In the 45 years since the beginning of widespread use of information technology, we have seen a swing from a focus on automation to an emphasis on data. Could we now be on the cusp of a new paradigm that will push data management to an even higher level, perhaps a model that goes beyond what we can do with traditional data stores? There is reason to think we are at a point where this is a distinct possibility.

Into the Cloud

The new paradigm has its origins in cloud computing. Like so many developments in IT, cloud means different things to different people. The notion of cloud computing originated with the idea that existing IT infrastructure not working to capacity could be rented out, or even made available for free, for owners unwilling to invest in additional dedicated resources to run applications. Amazon is a good commercial example of this. Academic institutions have pioneered similar innovations in grid computing, which is typically used to meet the needs of research programs by accessing unused capacity across networks. The widely documented SETI@home project is one example in this area, and is not a new model. Those of us old enough to remember the heyday of mainframes can recall time-sharing, whereby spare capacity was rented out to enterprises that did not have enough of their own.


As the cost of hardware declined over a period of years, the idea that commodity servers could be bundled together began to take shape. Among other things, this could provide fault tolerance so that large arrays of cheap devices could be configured in such a way that some would back up others that might fail. Thus, a lot of cheap components could rival much more expensive architectures. Today, this has become a reality, and arrays of cheap servers can provide ultra large scale (ULS) computing environments.

A hardware foundation built of arrays of commodity servers makes cloud computing possible. The ULS architecture provides the means to host many applications, but it has still broader appeal. ULS might mean that we will be able to carry out computing tasks that were impossible for previous generations of hardware and software. One tempting possibility is the ability to process hitherto unimaginably large volumes of data - big data.

Emulating Google

One company that has blazed a trail in this area is Google, whose stated mission is to "organize the world's information and make it universally accessible and useful." Google is already recognized as highly successful and a model many wish to emulate. If Google can monetize the vast sets of data that exist on the Web, why shouldn't other enterprises be able to get value from similar sets of data, wherever they originate?

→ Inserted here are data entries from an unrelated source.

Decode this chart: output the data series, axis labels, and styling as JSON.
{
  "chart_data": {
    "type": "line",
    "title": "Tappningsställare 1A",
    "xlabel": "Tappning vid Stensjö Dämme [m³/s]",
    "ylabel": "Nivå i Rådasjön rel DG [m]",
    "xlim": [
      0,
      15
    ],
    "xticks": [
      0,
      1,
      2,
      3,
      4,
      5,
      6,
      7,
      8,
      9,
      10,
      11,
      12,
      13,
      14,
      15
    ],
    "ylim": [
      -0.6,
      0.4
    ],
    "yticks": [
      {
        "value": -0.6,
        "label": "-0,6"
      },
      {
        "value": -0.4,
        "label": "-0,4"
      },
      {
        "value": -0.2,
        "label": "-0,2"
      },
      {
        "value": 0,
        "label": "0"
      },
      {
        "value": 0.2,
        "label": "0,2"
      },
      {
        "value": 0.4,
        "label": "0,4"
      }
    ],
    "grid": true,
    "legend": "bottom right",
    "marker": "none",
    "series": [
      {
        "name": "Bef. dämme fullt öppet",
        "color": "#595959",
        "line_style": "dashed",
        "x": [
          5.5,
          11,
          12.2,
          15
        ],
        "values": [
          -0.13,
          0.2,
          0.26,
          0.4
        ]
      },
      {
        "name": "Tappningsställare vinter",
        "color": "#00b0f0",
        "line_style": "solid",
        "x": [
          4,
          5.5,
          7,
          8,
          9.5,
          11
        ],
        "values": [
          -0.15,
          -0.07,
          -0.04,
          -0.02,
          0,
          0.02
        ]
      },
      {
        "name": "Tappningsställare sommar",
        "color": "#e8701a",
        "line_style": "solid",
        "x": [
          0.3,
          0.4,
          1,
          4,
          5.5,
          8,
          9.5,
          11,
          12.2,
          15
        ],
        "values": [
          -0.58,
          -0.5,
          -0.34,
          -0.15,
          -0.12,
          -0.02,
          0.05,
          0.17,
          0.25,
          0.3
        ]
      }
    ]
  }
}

The hardware deployed for cloud computing is part of the answer to this question. But there is another, perhaps more controversial, component that revolves around how data will be held and processed in the ULS environments. Google put an early stake in the ground with its famous 2006 paper on BigTable. This describes a data storage approach that uses thousands of commodity servers to manage data volumes in the petabytes. It is flexible and capable of high performance, but it is not relational.

This presents a problem of its own, because since the 1970s, the relational model has come to dominate the way we think about databases. Data management teaches that the relational model is the one and only right way to do things. Yet, just as cloud computing echoes mainframe time-sharing, so too does BigTable contain hints of long-forgotten days. Those who remember variable-length ISAM files with multiple record types might be forgiven a wry smile as they contemplate some of the characteristics of BigTable.


BigTable is beginning to get some competition with Apache Hadoop, HBase and the like. The architecture and design of these databases is similar to BigTable, and very unrelational. A big part of the secret sauce in them is what is called MapReduce. This is a way of splitting the processing of a large set of data into smaller pieces that can be handled independently - and in parallel, thus providing high performance.

This approach has its critics. David DeWitt and Michael Stonebraker have called MapReduce a major step backward. These are serious authors who deserve attention, but given that the relational paradigm has ruled unchallenged for decades, any break with it could be expected to generate controversy. Only time will tell in this debate.

Finally, Big Data

Assuming that the hardware and software will work, what will it work on? The answer to that is becoming increasingly obvious. Vast amounts of structured, semistructured and unstructured data are now commonplace. How big is all this? It is difficult to say, but reliable reports have found organizations already processing at the petabyte level. Rates of data production will probably rise in potentially staggering volumes in the years to come.

It is likely that this data will not just come from the Web, but will also be found in servers within enterprises. Some of it will be publicly available, some will be proprietary. It will be quite heterogeneous, and any use of it will present an integration challenge considerably greater than anything we see with enterprise data warehouses.

What will it look like? Personally, I think big data environments will always be focused on taking in existing data rather than producing it. The relational paradigm of tuples of related data will probably not fit because of these heterogeneous origins. Arrays of ontologies, rather than single data models, will describe it. There will be an immense data management problem in understanding the sources that are brought into such environments.

What will it be used for? Probably to search and make associations that will involve the production of enriching metadata and data. Meta-analysis and discovery of individual facts will likely be important, too.

Of course, these are only guesses, but big data will almost certainly be different. We live in exciting times.